- Born: Tehran
- Resting place: France
- Occupation: Journalist

= Ebrahim Mehtari =

Iranian–French journalist

Ebrahim Mehtari (Persian: ابراهیم مهتری) is an Iranian journalist, photographer and activist currently residing in France. Mehtari has successfully participated in multiple international photography exhibition including "The lands and faces of Afghanistan" «خاک و چهره‌ی افغانستان».

During his time in Afghanistan, Mehtari was the General Production Manager of Mitra TV, based in Kabul. He also covered domestic and foreign affairs during his time in Afghanistan, which lead to the production of multiple documentaries, including "The Red Bridge" and "The Coffee Culture of Kabul".

Mehtari's scope of work is not only limited to Afghanistan and Iran, he has travelled and covered events across the Europe, Central Asia, Middle East and other part of the world.

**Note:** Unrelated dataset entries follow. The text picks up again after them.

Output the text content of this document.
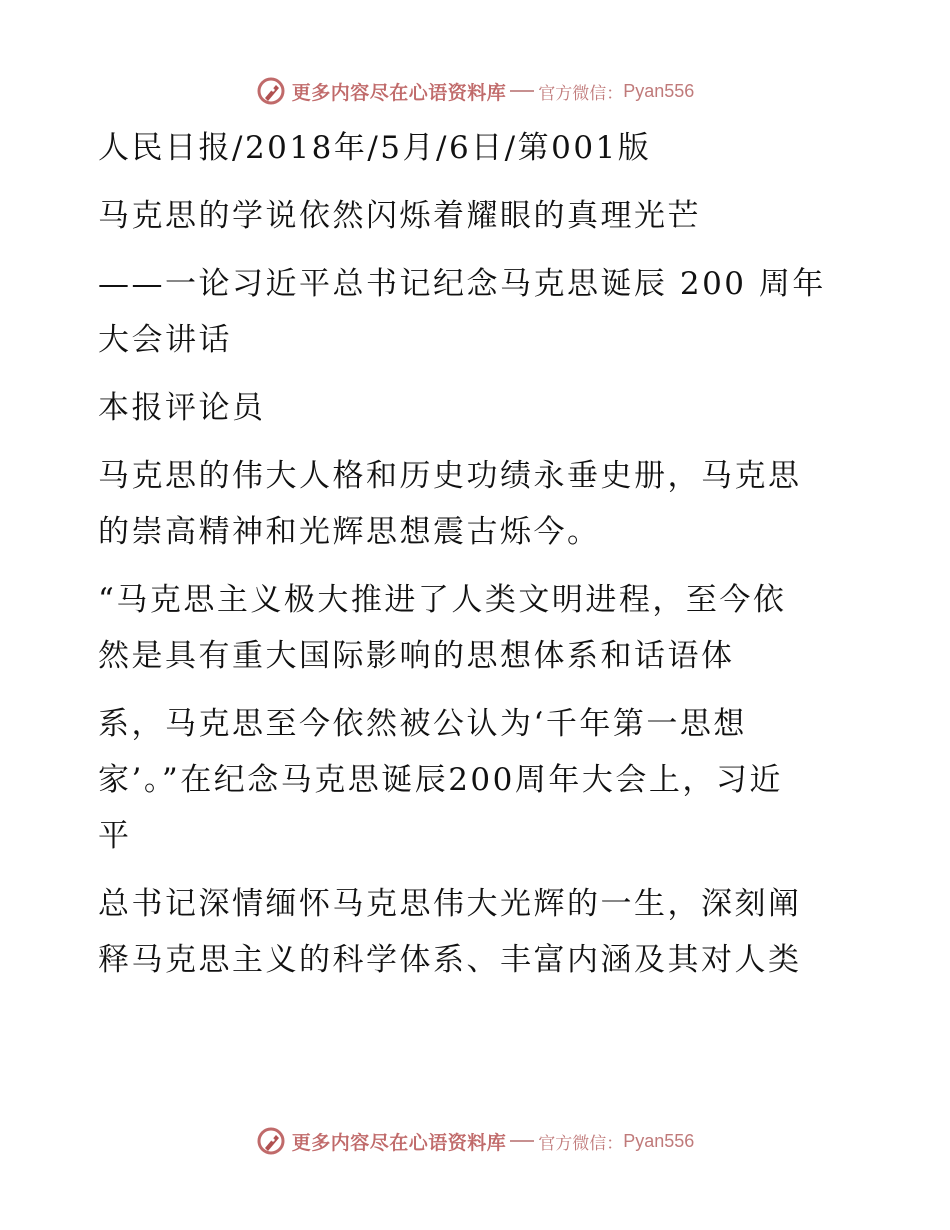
更多内容尽在心语资料库 官方微信： Pyan556
人民日报/2018年/5月/6日/第001版
马克思的学说依然闪烁着耀眼的真理光芒
——一论习近平总书记纪念马克思诞辰 200 周年
大会讲话
本报评论员
马克思的伟大人格和历史功绩永垂史册，马克思
的崇高精神和光辉思想震古烁今。
“马克思主义极大推进了人类文明进程，至今依
然是具有重大国际影响的思想体系和话语体
系，马克思至今依然被公认为‘千年第一思想
家’。”在纪念马克思诞辰200周年大会上，习近
平
总书记深情缅怀马克思伟大光辉的一生，深刻阐
释马克思主义的科学体系、丰富内涵及其对人类
更多内容尽在心语资料库 官方微信： Pyan556
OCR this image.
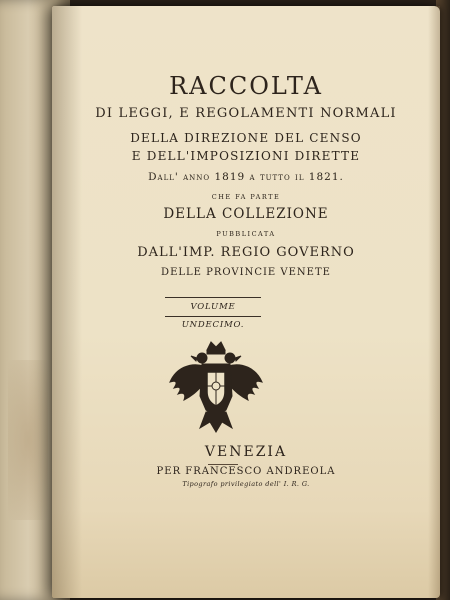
RACCOLTA
DI LEGGI, E REGOLAMENTI NORMALI
DELLA DIREZIONE DEL CENSO
E DELL'IMPOSIZIONI DIRETTE
Dall' anno 1819 a tutto il 1821.
CHE FA PARTE
DELLA COLLEZIONE
PUBBLICATA
DALL'IMP. REGIO GOVERNO
DELLE PROVINCIE VENETE
VOLUME UNDECIMO.
VENEZIA
PER FRANCESCO ANDREOLA
Tipografo privilegiato dell' I. R. G.
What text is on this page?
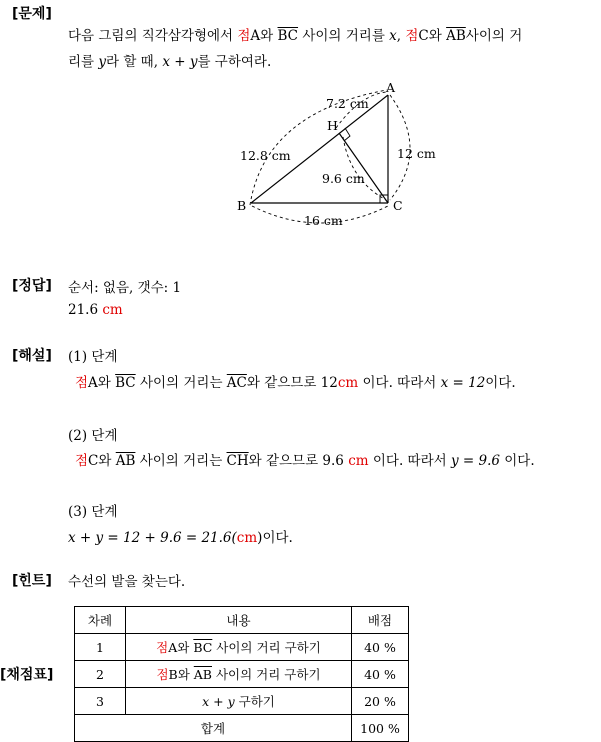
[문제]
다음 그림의 직각삼각형에서 점A와 $\overline{BC}$ 사이의 거리를 x, 점C와 $\overline{AB}$사이의 거
리를 y라 할 때, x + y를 구하여라.
A
B	C
H
7.2 cm
12.8 cm	12 cm
9.6 cm
16 cm
[정답] 순서: 없음, 갯수: 1
21.6 cm
[해설] (1) 단계
점A와 $\overline{BC}$ 사이의 거리는 $\overline{AC}$와 같으므로 12cm 이다. 따라서 x = 12이다.
(2) 단계
점C와 $\overline{AB}$ 사이의 거리는 $\overline{CH}$와 같으므로 9.6 cm 이다. 따라서 y = 9.6 이다.
(3) 단계
x + y = 12 + 9.6 = 21.6(cm)이다.
[힌트] 수선의 발을 찾는다.
[채점표]
차례	내용	배점
1	점A와 $\overline{BC}$ 사이의 거리 구하기	40 %
2	점B와 $\overline{AB}$ 사이의 거리 구하기	40 %
3	x + y 구하기	20 %
합계		100 %
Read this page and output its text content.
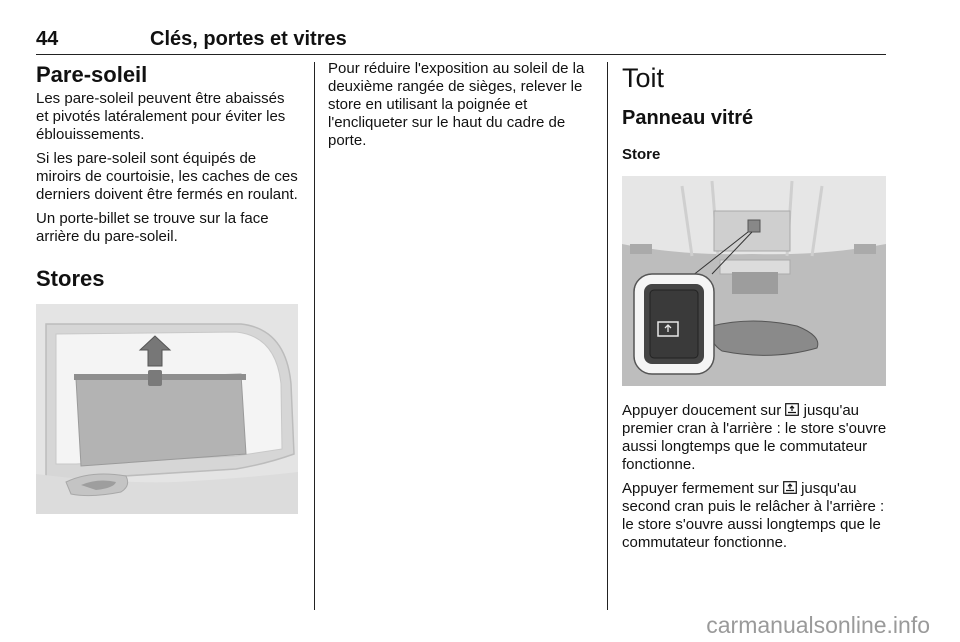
44	Clés, portes et vitres
Pare-soleil

Les pare-soleil peuvent être abaissés et pivotés latéralement pour éviter les éblouissements.

Si les pare-soleil sont équipés de miroirs de courtoisie, les caches de ces derniers doivent être fermés en roulant.

Un porte-billet se trouve sur la face arrière du pare-soleil.

Stores

Pour réduire l'exposition au soleil de la deuxième rangée de sièges, relever le store en utilisant la poignée et l'encliqueter sur le haut du cadre de porte.

Toit
Panneau vitré
Store

Appuyer doucement sur jusqu'au premier cran à l'arrière : le store s'ouvre aussi longtemps que le commutateur fonctionne.

Appuyer fermement sur jusqu'au second cran puis le relâcher à l'arrière : le store s'ouvre aussi longtemps que le commutateur fonctionne.

carmanualsonline.info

Ebrahim Mehtari, is a former political prisoner, who was detained during the 2009 Iranian presidential election protests, he was kept captive and interrogated, tortured and sexually assaulted after his arrest. After being forced to flee Iran, he resided in France. In France his life was again in danger by Islamic Republic sympathisers. The attack took place in March 2011 in the streets of Paris by unknown attackers whom at least one of them spoke Persian.